Quality assessment criteria and decision rules adapted and modified from van Tulder et al Citation[18].

Criteria list

  1. Was the method of randomization adequate?

  2. Was the treatment allocation concealed?

  3. Were the groups similar at baseline regarding the most important prognostic indicators?

  4. Was the patient blinded to the intervention?

  5. Was the care provider blinded to the intervention?

  6. Was the outcome assessor blinded to the intervention?

  7. Were co-interventions avoided or similar?

  8. Was the compliance acceptable in all groups?

  9. Was the drop-out rate described and acceptable?

  10. Was the timing of the outcome assessment in all groups similar?

  11. Did the analysis include an intention-to-treat analysis?

Decision rules

  1. A random (unpredictable) assignment sequence. Examples of adequate methods are computer-generated random number table or similar. Methods of allocation using date of birth, date of admission, hospital numbers, or alternation should not be regarded as appropriate.

  2. Assignment generated by an independent person not responsible for determining the eligibility of the patients. This person has no information about the persons included in the trial and has no influence on the assignment sequence or on the decision about eligibility of the patient.

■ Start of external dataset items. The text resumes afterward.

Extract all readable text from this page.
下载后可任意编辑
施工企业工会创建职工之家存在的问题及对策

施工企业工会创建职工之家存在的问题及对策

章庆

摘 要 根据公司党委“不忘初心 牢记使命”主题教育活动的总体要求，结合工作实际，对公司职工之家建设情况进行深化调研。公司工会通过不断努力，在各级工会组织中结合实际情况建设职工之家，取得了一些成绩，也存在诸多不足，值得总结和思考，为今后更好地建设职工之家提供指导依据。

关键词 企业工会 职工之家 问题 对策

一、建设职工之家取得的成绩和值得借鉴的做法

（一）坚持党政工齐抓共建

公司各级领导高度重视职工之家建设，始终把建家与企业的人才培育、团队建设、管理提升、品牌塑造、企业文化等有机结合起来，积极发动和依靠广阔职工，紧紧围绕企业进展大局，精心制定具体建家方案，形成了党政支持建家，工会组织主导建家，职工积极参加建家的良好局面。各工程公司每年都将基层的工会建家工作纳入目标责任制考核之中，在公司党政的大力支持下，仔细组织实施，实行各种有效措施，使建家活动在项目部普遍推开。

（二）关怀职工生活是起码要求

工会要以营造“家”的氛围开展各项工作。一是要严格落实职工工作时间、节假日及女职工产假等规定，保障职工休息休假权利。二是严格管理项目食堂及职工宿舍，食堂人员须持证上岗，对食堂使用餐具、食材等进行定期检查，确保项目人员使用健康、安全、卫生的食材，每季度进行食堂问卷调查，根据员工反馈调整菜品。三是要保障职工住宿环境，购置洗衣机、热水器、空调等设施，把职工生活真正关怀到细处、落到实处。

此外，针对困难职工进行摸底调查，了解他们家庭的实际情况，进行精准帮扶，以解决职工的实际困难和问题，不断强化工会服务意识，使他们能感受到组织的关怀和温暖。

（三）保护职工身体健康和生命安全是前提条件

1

  3. In order to receive a “yes,” groups have to be similar regarding prognostic factors at baseline (age, surgery method, radiation therapy) and value of main outcome measure (amount of lymphoedema).

  4. The reviewer determines if enough information about the blinding is given in order to score a “yes.”

  5. Co-interventions should either be avoided in the trial design or similar between the index and control groups.

  6. The reviewer determines if the compliance to the interventions is acceptable, based on the reported intensity, duration, number and frequency of sessions for both the index intervention and control intervention(s).

  7. No dropouts; or the number of participants who were included in the study but did not complete the observation period or were not included in the analysis must be described and reasons given. If the percentage of withdrawals and drop-outs does not exceed 20% for short-term follow-up and 30% for long-term follow-up and does not lead to substantial bias a “yes” is scored.

  8. Timing of outcome assessment should be identical for all intervention groups and for all important outcome assessments.

  9. All randomized patients are reported/analyzed in the group they were allocated to by randomization for the most important moments of effect measurement (minus missing values) irrespective of noncompliance and co-interventions.